After the high fashion excitement of the Hellfire Gala, as well as last issue’s flashback retcon concerning Sebastian Shaw’s abusive relationship with Lourdes Chantel, Marauders steps back into some superpowered dustups with issue #23.
Not only is the team getting into a brawl with a variety of drug-trade heavies, but the team is hanging out with some fun, not-quite team members. First up, we’ve got Banshee, whose storied history with Emma Frost signals great, built-in chemistry. . . that we barely see referenced here. It’s the inferred sort of callback we’ve seen in a lot of Krakoa interactions — histories implied but not explored — and it’s nice to see the two of them interact.
Also on hand is Tempo, the ex-Mutant Liberation Front member who can control the speed with which time moves. She’s a character that was incredibly underutilized in her initial appearances back in the early 1990s and, as this issue correctly admits, in her earlier Krakoan duties of aging Shaw’s whiskey.
This mixing up and experimenting with cast members doesn’t signal any concrete addition to the team — a brief conversation between Tempo and Kitty leaves membership up in the air — but, rather, the book fleshing out a roster whose members have been spread thin among all of Emma and Kitty’s various new holdings, be they hospitals or bars.
This also puts Emma and fashion designer Jumbo Carnation in first-responder status, which seems rather unlikely for both of them, but shows how delightfully suited they are with roughing up some street toughs.
Our B-story for the issue continues the Marauders thread of being no-nonsense when dealing with the morally bankrupt — pirates as judge/jury/executioner — as the Stepford Cuckoos pop over to London to help young Homines Verendi member Wilhelmina Kensington gain revenge on her sex-predator father. It’s a grim situation, made all the more powerful given the Marauders’ ongoing principle of being hard-nosed to the real villains of the world, whether they be slave traders or oppressive government stooges.
Kensington, perhaps having cleansed some demons via homicide, excuses herself from Verandi, which may or may not be an indication of upcoming conflict for the series.

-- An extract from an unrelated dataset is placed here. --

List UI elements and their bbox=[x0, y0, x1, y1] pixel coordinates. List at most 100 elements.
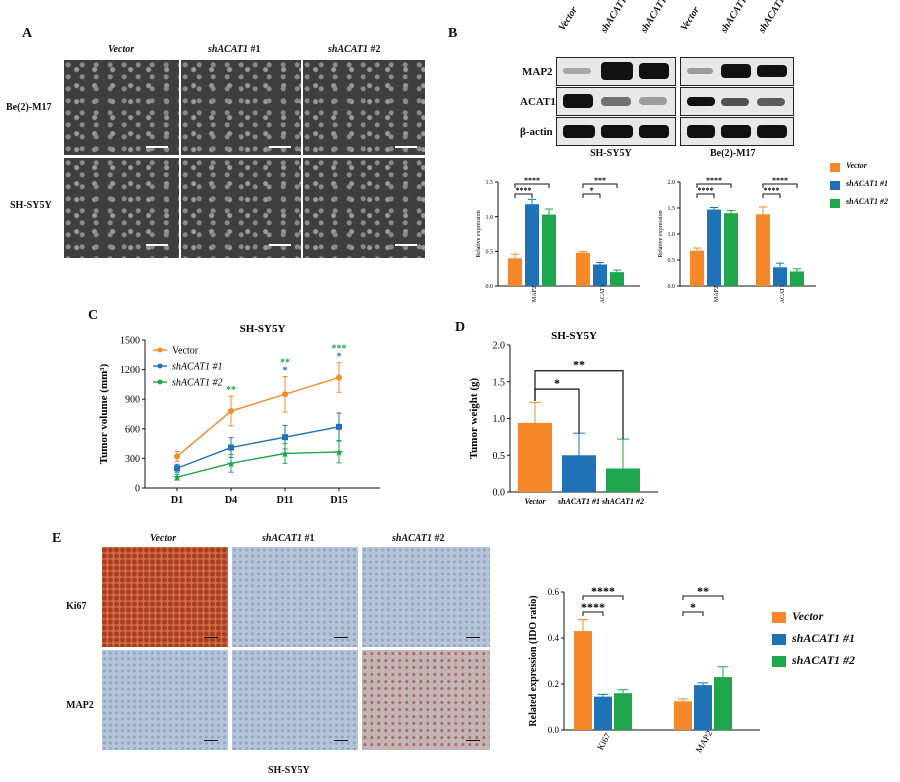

Marauders #23 feels like a departure for the series, which has recently been more about Emma and Kitty’s slow political acquisitions than super-heroics, and it’s a nice breather. It’s good to see different boots on the ground, the spotlight on some different characters. While the conflict never gets too close to any one member of the team to really highlight any of them, the issue does a good job to show off how smoothly they can work together — and how far-flung of a net they cast.